Rhasspy is the service responsible for processing audio and recognizing user intents. Its dashboard can be accessed at <device-id>.local:12101 of your device, where device-id can be obtained either from the balenaCloud dashboard or using the balena scan command on the balenaCLI. I have already pre-loaded the Rhasspy image with some default configurations so that it is easier for anyone to use the project. With this configuration it should be able to recognize a LogMood intent, as shown in the table below, as well as several different moods and intensifiers. Still, when using the system for the first time, you need to open Rhasspy’s dashboard, download the necessary models, and train it, as indicated in the figure below.

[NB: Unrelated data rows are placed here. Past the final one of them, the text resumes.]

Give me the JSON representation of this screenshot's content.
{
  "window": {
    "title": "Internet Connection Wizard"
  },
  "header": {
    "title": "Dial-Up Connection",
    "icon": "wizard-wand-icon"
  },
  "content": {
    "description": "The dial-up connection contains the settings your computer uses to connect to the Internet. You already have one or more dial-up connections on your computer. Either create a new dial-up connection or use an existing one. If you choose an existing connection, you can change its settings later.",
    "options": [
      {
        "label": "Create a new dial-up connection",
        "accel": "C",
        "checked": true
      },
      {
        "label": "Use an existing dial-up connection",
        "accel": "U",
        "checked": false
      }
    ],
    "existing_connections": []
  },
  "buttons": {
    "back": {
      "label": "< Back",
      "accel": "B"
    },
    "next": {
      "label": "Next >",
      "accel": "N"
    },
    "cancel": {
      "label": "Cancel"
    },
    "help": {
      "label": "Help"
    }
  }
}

Access the Rhasspy user interface

Note: After configuring Rhasspy, it is important that you download all the files required by your profile, and re-train its internal model, as described in the official documentation and indicated above. Even though the process is quite straightforward thanks to Rhasspy’s intuitive UI, I plan to automate it in the near future so that everything works out-of-the-box.

Intents/rules example

Here’s an example of how to create an intent and its commands:

[LogMood]
today I'm feeling ($moods){mood}
I'm [so] ($moods){mood} today
I'm ($moods){mood}

Mood and Intensifier options

Examples of moods: Intensifiers to try:
happy amazingly
sad very
surprised bitterly
stressed fantastically
tired veritable
excited fully
mad colossally
loved excessively
weird precious
uncomfortable phenomenally
touched dreadfully
thankful awfully
sympathetic too
…and more …and more

Once again, please see the official documentation for more tutorials and information of how to use Rhasspy.

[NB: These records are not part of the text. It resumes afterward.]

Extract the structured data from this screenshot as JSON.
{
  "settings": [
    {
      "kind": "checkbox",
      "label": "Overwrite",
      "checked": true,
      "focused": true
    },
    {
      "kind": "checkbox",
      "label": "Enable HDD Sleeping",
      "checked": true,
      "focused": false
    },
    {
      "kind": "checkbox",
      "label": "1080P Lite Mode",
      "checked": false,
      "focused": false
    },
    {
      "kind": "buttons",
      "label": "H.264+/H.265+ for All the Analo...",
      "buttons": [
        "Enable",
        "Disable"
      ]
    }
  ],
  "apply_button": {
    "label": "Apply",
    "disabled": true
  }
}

After you have trained Rhasspy, provided you have a microphone connected to the USB sound card, you should be able to create new mood logs by saying something like:
Computer, I'm extremely happy today!
Where “computer” is just a wake word, used to trigger Rhasspy’s speech processing pipeline. If the intent is successfully recognized, this will result in a new mood log being saved and showing up on moody’s dashboard.

Accessing moody

The core component of the project is moody, an app responsible for processing the intents forwarded by Rhasspy through n8n and saving mood logs to the database. Moody is a simple NodeJS project based on the NestJS framework that is wrapped into a Docker container.

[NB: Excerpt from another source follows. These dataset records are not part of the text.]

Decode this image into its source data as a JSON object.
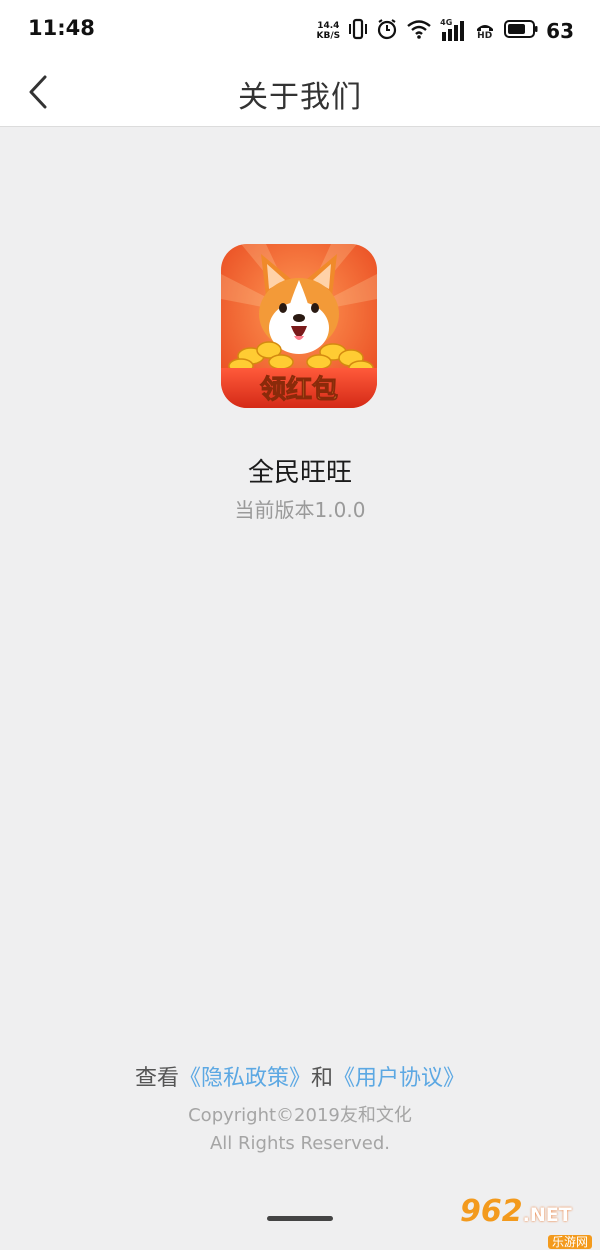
{
  "status_bar": {
    "time": "11:48",
    "net_speed_value": "14.4",
    "net_speed_unit": "KB/S",
    "signal_label": "4G",
    "hd_label": "HD",
    "battery": "63",
    "icons": [
      "vibrate-icon",
      "alarm-icon",
      "wifi-icon",
      "cell-signal-icon",
      "hd-call-icon",
      "battery-icon"
    ]
  },
  "nav": {
    "back_icon": "chevron-left-icon",
    "title": "关于我们"
  },
  "app": {
    "icon_badge_text": "领红包",
    "name": "全民旺旺",
    "version": "当前版本1.0.0"
  },
  "footer": {
    "prefix": "查看",
    "privacy_link": "《隐私政策》",
    "and": "和",
    "agreement_link": "《用户协议》",
    "copyright_line1": "Copyright©2019友和文化",
    "copyright_line2": "All Rights Reserved."
  },
  "watermark": {
    "number": "962",
    "suffix": ".NET",
    "subtitle": "乐游网"
  },
  "colors": {
    "background": "#efeff0",
    "link": "#5ca8e3",
    "icon_orange": "#f26a2d"
  }
}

In addition to a REST API, it also serves a React application that is accessible at <device-id>.local:80. Through this UI, you will be able to visualize all your mood logs, as shown in the image below. After logging your mood with a voice command, you can reload the page and the newly created record should be immediately visible in a timeline.

In this visualization, each circle corresponds to a mood log. By hovering the circles on the timeline, one can see more details including when the log was created, as well as its sentiment score, i.e., a quantitative representation of the logged mood. Although intuitive, our UI is still quite simple. The goal, however, is to continue improving it over time, so that it becomes increasingly easy for users to obtain insights from their data.

Here's a quick look at how moody works

Note: One of the great benefits of using a free balenaCloud account is that you’re able to use a Public Device URL to access your device’s port 80 from anywhere. In our case, this means that once you enable this feature moody becomes instantly accessible over the web.

Contributing to the project

Now that we have a good overview of how to use our mood tracker, let’s take a look under-the-hood to see how it works. This section might be particularly helpful for those interested in contributing to the project. Feel free to skip it if it is not your case.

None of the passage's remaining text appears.